Indentation to Braces (Case Study)
Introduction
In this essay, I show how to build a little tranpsiler for debugging and code generation using a strategy I call the SCN Workbench1.
This tool accepts 3 inputs:
- Source code
- Pattern matcher (aka grammar)
- Output formatter (aka semantics).
The goal is to convert a notation to code, i.e. to build a transpiler.
The bare essence of the notation contains 2 lines, but blossoms into more than 100 lines when converted to code.
This is a case where the details overwhelm the basic simplicity of what is being done.
Disclaimer
I am currently debugging and re-writing the actual notation, but, the little helper transpiler works.
This note is about the little transpiler, not the final notation.
Bare Essence
I want to build code to understand relative ids using UNIX-like “../” syntax.
The bare essence of what is needed is:
- set(rid val)
c.ns[name] <= val - get(rid).
result <= c.ns[name]
(where name
and ns
are fields of the relative id).
Because I am debugging this concept, I’m lacing the code with error checks, checking for blunders and typos.
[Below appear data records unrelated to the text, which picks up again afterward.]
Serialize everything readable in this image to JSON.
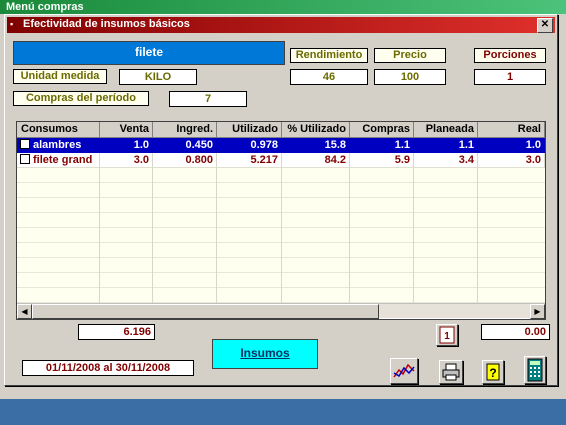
{
  "parent_window": {
    "title": "Menú compras"
  },
  "dialog": {
    "title": "Efectividad de insumos básicos",
    "close_label": "✕"
  },
  "product_name": "filete",
  "headers": {
    "rendimiento": "Rendimiento",
    "precio": "Precio",
    "porciones": "Porciones"
  },
  "values": {
    "rendimiento": "46",
    "precio": "100",
    "porciones": "1"
  },
  "unidad_medida": {
    "label": "Unidad medida",
    "value": "KILO"
  },
  "compras_periodo": {
    "label": "Compras del período",
    "value": "7"
  },
  "grid": {
    "columns": [
      "Consumos",
      "Venta",
      "Ingred.",
      "Utilizado",
      "% Utilizado",
      "Compras",
      "Planeada",
      "Real"
    ],
    "rows": [
      {
        "name": "alambres",
        "venta": "1.0",
        "ingred": "0.450",
        "utilizado": "0.978",
        "pct": "15.8",
        "compras": "1.1",
        "planeada": "1.1",
        "real": "1.0",
        "selected": true
      },
      {
        "name": "filete grand",
        "venta": "3.0",
        "ingred": "0.800",
        "utilizado": "5.217",
        "pct": "84.2",
        "compras": "5.9",
        "planeada": "3.4",
        "real": "3.0",
        "selected": false
      }
    ]
  },
  "totals": {
    "left": "6.196",
    "right": "0.00"
  },
  "period": "01/11/2008  al  30/11/2008",
  "insumos_button": "Insumos",
  "colors": {
    "title_gradient": [
      "#800000",
      "#e0302c"
    ],
    "selected_row": "#0000c0",
    "product_bg": "#0078d7",
    "insumos_bg": "#00ffff"
  },
  "icons": [
    "chart-icon",
    "printer-icon",
    "help-icon",
    "calculator-icon",
    "excel-icon"
  ]
}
The error-check-laced pseudo-code is about 50 lines. The final code is about twice that.
Layered Notation
The notation is intended to be layered.
For purposes of this essay, we can ignore the actual meaning of the notation and look only at the shape of the notation.
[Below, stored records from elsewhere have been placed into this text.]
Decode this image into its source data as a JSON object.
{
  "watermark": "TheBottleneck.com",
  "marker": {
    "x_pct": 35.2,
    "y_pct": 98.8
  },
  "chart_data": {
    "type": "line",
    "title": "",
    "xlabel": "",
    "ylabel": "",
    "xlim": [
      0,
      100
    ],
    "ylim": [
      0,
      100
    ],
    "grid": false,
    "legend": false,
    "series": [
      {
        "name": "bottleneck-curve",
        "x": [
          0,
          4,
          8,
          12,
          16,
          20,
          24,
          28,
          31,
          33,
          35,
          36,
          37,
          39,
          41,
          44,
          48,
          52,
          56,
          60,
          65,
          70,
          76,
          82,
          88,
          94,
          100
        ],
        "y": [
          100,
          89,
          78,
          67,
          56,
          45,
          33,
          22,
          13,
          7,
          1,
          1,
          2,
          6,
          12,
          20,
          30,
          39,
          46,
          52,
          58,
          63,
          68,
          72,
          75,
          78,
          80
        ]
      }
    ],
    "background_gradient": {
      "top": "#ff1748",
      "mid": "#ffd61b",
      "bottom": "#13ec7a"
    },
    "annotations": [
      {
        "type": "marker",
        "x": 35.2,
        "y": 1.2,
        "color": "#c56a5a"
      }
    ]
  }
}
At present the notation looks like:
getter (rid)
result <= c.ns[name]
where deconstruct rid => (_, ns, name)
synonym c, component
where component = @ea (rid)
setter (rid val)
c.ns[name] <= val
where deconstruct rid => (_, ns, name)
synonym ns, namespace, "namespace within component"
synonym c, component
where component = @ea (rid)
design rule "must not already have a value"
def (rid)
@define all paths (rid)
where
define all paths (rid)
ea (rid)
where
ea (rid)
ea-raw (rid) | design rule "must be a component" => result
ea-raw (rid)
typecase (rid.path)
case string
lookup (rid.path) => result
design rule (result) "must not be empty"
case _
@getter (ref) => child
child.static => result
before
where ref = rid.path
synonym ref, component-reference, "recursive reference to a component"
design rule (ref) "must contain a component namespace reference"
design rules
rid must contain a component namespace reference (rid)
"c" === rid.ns
must be a component
typeof (in) === "component"
must not already have a value
component.ns[name] === no-value
Shape - First Impressions
The first things to notice about the notation is that
- it describes the problem in layers
- layers are written as indented code (Python-esque).
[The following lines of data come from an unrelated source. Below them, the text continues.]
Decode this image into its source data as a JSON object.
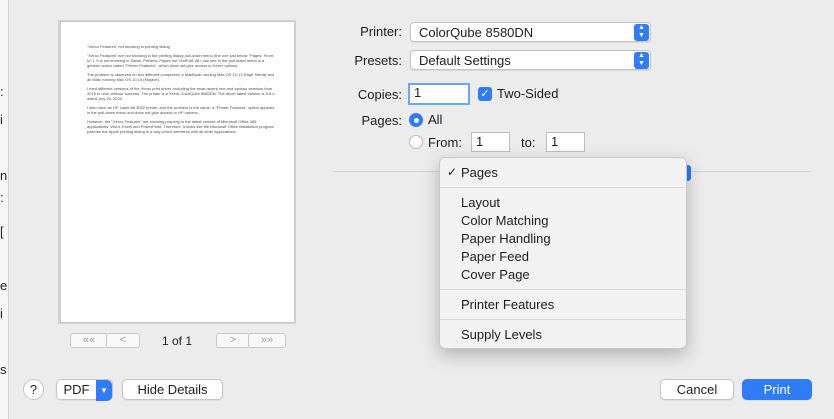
{
  "sliver_chars": [
    ":",
    "i",
    "n",
    ":",
    "[",
    "e",
    "i",
    "s"
  ],
  "preview": {
    "paragraphs": [
      "\"Xerox Features\" not showing in printing dialog",
      "\"Xerox Features\" are not showing in the printing dialog pull-down menu (the one just below \"Pages: From: to:\"). It is not showing in Safari, Preview, Pages nor TextEdit. All I can see in the pull-down menu is a generic option called \"Printer Features\", which does not give access to Xerox options.",
      "The problem is observed on two different computers: a MacBook running Mac OS 10.13 (High Sierra) and an iMac running Mac OS 10.14 (Mojave).",
      "I tried different versions of the Xerox print driver, including the most recent one and various versions from 2015 to now, without success. The printer is a Xerox ColorQube 8580DN. The driver latest version is 5.6.0, dated July 20, 2020.",
      "I also have an HP LaserJet 3052 printer, and the problem is the same: a \"Printer Features\" option appears in the pull-down menu and does not give access to HP options.",
      "However, the \"Xerox Features\" are showing properly in the latest version of Microsoft Office 365 applications: Word, Excel and PowerPoint. Therefore, it looks like the Microsoft Office installation program patches the Apple printing dialog in a way which interferes with all other applications."
    ],
    "first_label": "««",
    "prev_label": "<",
    "page_indicator": "1 of 1",
    "next_label": ">",
    "last_label": "»»"
  },
  "form": {
    "printer_label": "Printer:",
    "printer_value": "ColorQube 8580DN",
    "presets_label": "Presets:",
    "presets_value": "Default Settings",
    "copies_label": "Copies:",
    "copies_value": "1",
    "two_sided_label": "Two-Sided",
    "pages_label": "Pages:",
    "all_label": "All",
    "from_label": "From:",
    "from_value": "1",
    "to_label": "to:",
    "to_value": "1"
  },
  "menu": {
    "checkmark": "✓",
    "items": [
      "Pages",
      "Layout",
      "Color Matching",
      "Paper Handling",
      "Paper Feed",
      "Cover Page",
      "Printer Features",
      "Supply Levels"
    ]
  },
  "bottom": {
    "help_label": "?",
    "pdf_label": "PDF",
    "hide_details_label": "Hide Details",
    "cancel_label": "Cancel",
    "print_label": "Print"
  },
  "colors": {
    "accent": "#2f7cf6",
    "background": "#ececec"
  }
}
The first goal is to convert this notation into something more machine-readable.
For purposes of this essay, let’s say that we want to convert the notation into:
getter (rid)
{
result <= c.ns[name]
{
where deconstruct rid => (_, ns, name)
synonym c, component
where component = @ea (rid)
}
}
setter (rid val)
{
c.ns[name] <= val
{
where deconstruct rid => (_, ns, name)
synonym ns, namespace, "namespace within component"
synonym c, component
where component = @ea (rid)
design rule "must not already have a value"
}
}
def (rid)
{
@define all paths (rid)
where
{
define all paths (rid)
{
ea (rid)
}
}
}
where
{
ea (rid)
{
ea-raw (rid) | design rule "must be a component" => result
}
ea-raw (rid)
{
typecase (rid.path)
case string
{
lookup (rid.path) => result
design rule (result) "must not be empty"
}
case _
{
@getter (ref) => child
child.static => result
}
}
before
{
where ref = rid.path
synonym ref, component-reference, "recursive reference to a component"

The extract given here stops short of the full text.